Throughout this time of partial mobilization—from the award of the Rockefeller grant in April 1940 to Pearl Harbor—Lawrence tried to keep the Laboratory at peace work as well as at war work. The beginning of the period coincided with the end of the phony war and the beginning of the end for France. "The war has taken an almost incredible turn for the worse," he wrote Morris, on May 10. "I hope we will get busy with the problem of arming ourselves. . . . We need to take every advantage of modern science and technology." He did not include himself among those who should busy themselves with the problem. On May 21 he listed "an impossible amount of work immediately ahead," namely, the medical program, nuclear physics, and the building of "the great cyclotron." On May 29, answering Thornton, who had told of the death of his brother, a Canadian, on the battlefield: "With the world situation as it is, it does seem hard to go ahead with our work. However, this is what we must do."^[133] And did. According to Bethe, who visited California six weeks later, the hawks of scientific preparedness wheeled around the old campaigner from Caltech, not around Lawrence. "Millikan, and it seems practically everybody at Pasadena is working on defense."^[134]

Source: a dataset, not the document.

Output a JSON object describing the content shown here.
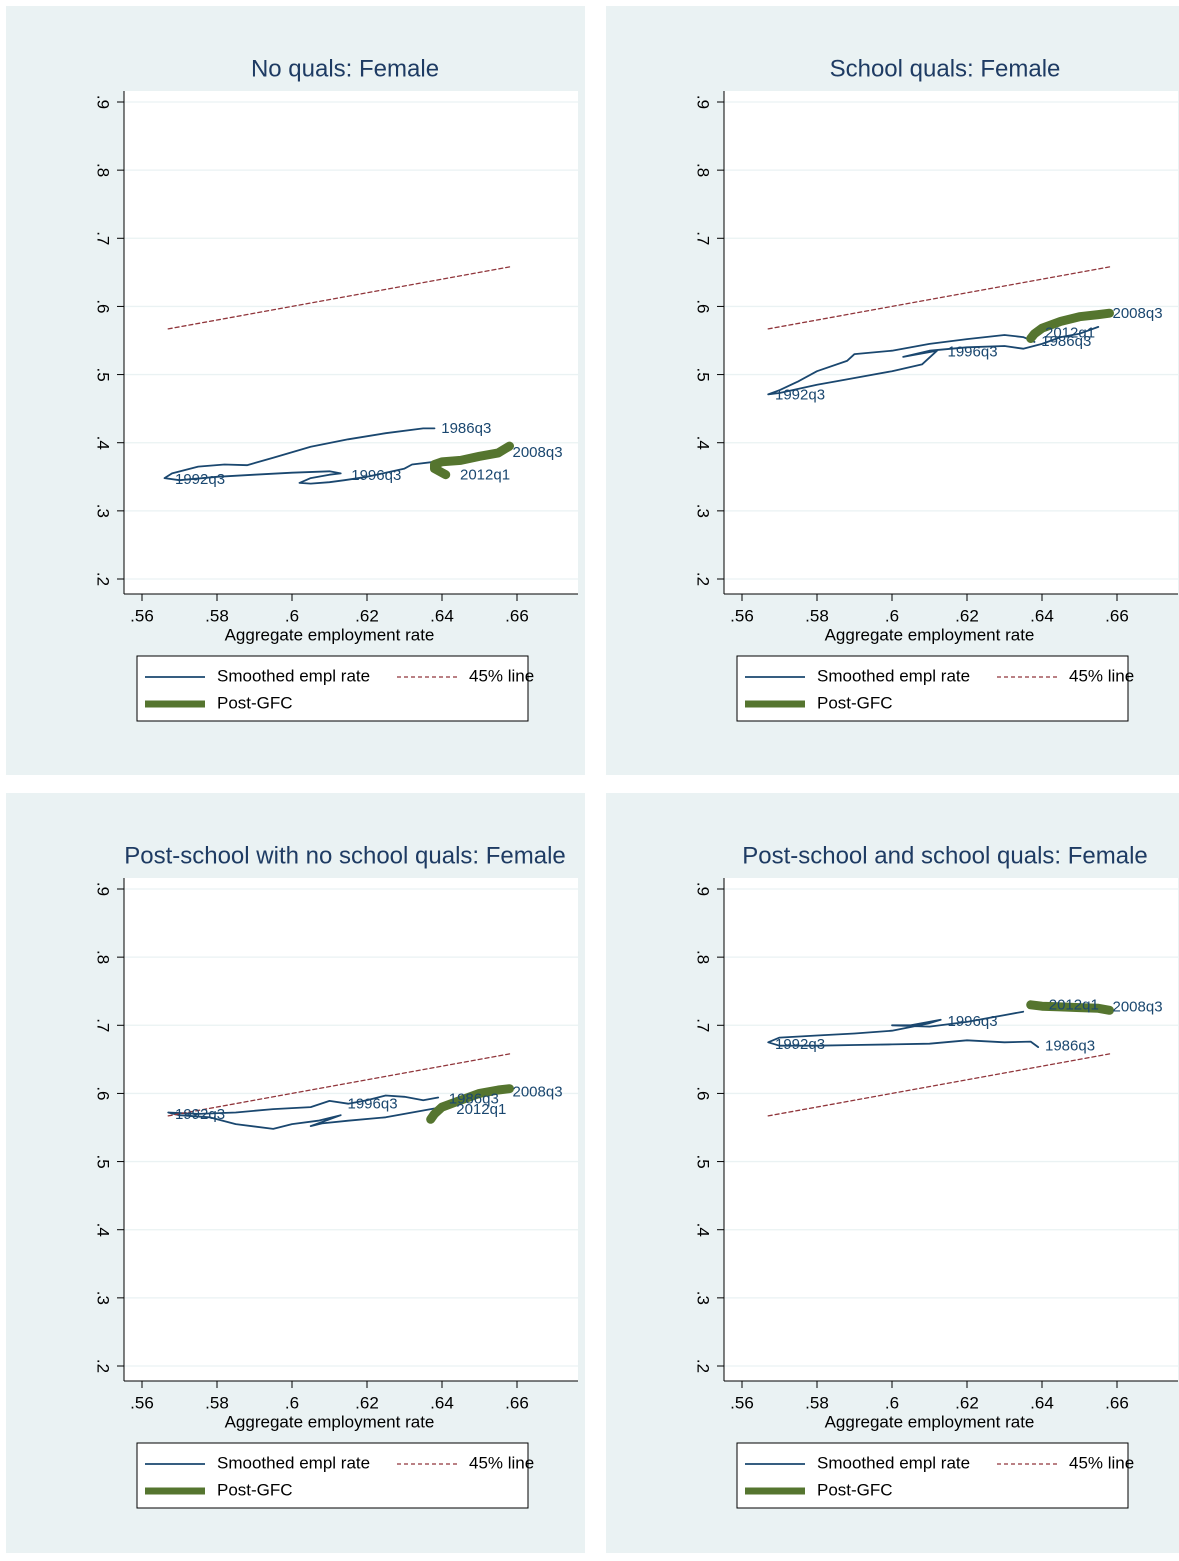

The appointment to Loomis's committee under the NDRC first brought Lawrence significantly into military preparedness. But, as Millikan rightly observed, Lawrence's part was to send others to do the work, not to do it himself. At the Laboratory, too, he played the occasional expeditor in work on the uranium problem

and element 94. Unlike Tuve, intensely at work on defense matters from the fall of 1940, Lawrence's main concern until late in 1941 was the construction of cyclotrons. That fall he could still write the Rockefeller Foundation and the Research Corporation that he intended to keep up the program in basic nuclear science. In October he listed pure physics, NDRC projects, medical research, and therapy, in that order, as the chief work of the 37-inch and 60-inch cyclotrons.^[135]

Lawrence threw his heart and soul into war work during his meeting with Conant and Arthur Compton at Chicago's golden anniversary at the end of September 1941. Lawrence gave his colleagues a pep talk about the MAUD report and Berkeley's plutonium work. Conant asked whether he would set aside the big cyclotron and devote the next several years of his life to making a bomb. The question "brought up Lawrence with a start. I can still recall the expression in his eyes. . . . He hesitated only a moment. 'If you tell me this is my job, I'll do it.'"^[136] Once committed, he pursued the goal with his native optimism and relentlessness. At a meeting with Compton and others late in October, there was some talk of the uncertainties of the undertaking. "This, to my mind, is very dangerous," Lawrence wrote Compton the next day. "It will not be a calamity if when we get the answers to the Uranium problem they turn out negative from the military point of view, but if the answers are fantastically positive and we fail to get them first, the results for our country may well be a tragic disaster. I feel strongly, therefore, that anyone who hesitates on a vigorous all-out effort on Uranium assumes a grave responsibility."^[137] Lawrence could be content only with a project through which his creation, his Laboratory, might make a decisive contribution to victory. "Calutron" says it all: the contribution of California, its University, and its Radiation Laboratory to a weapon that might change the course of history.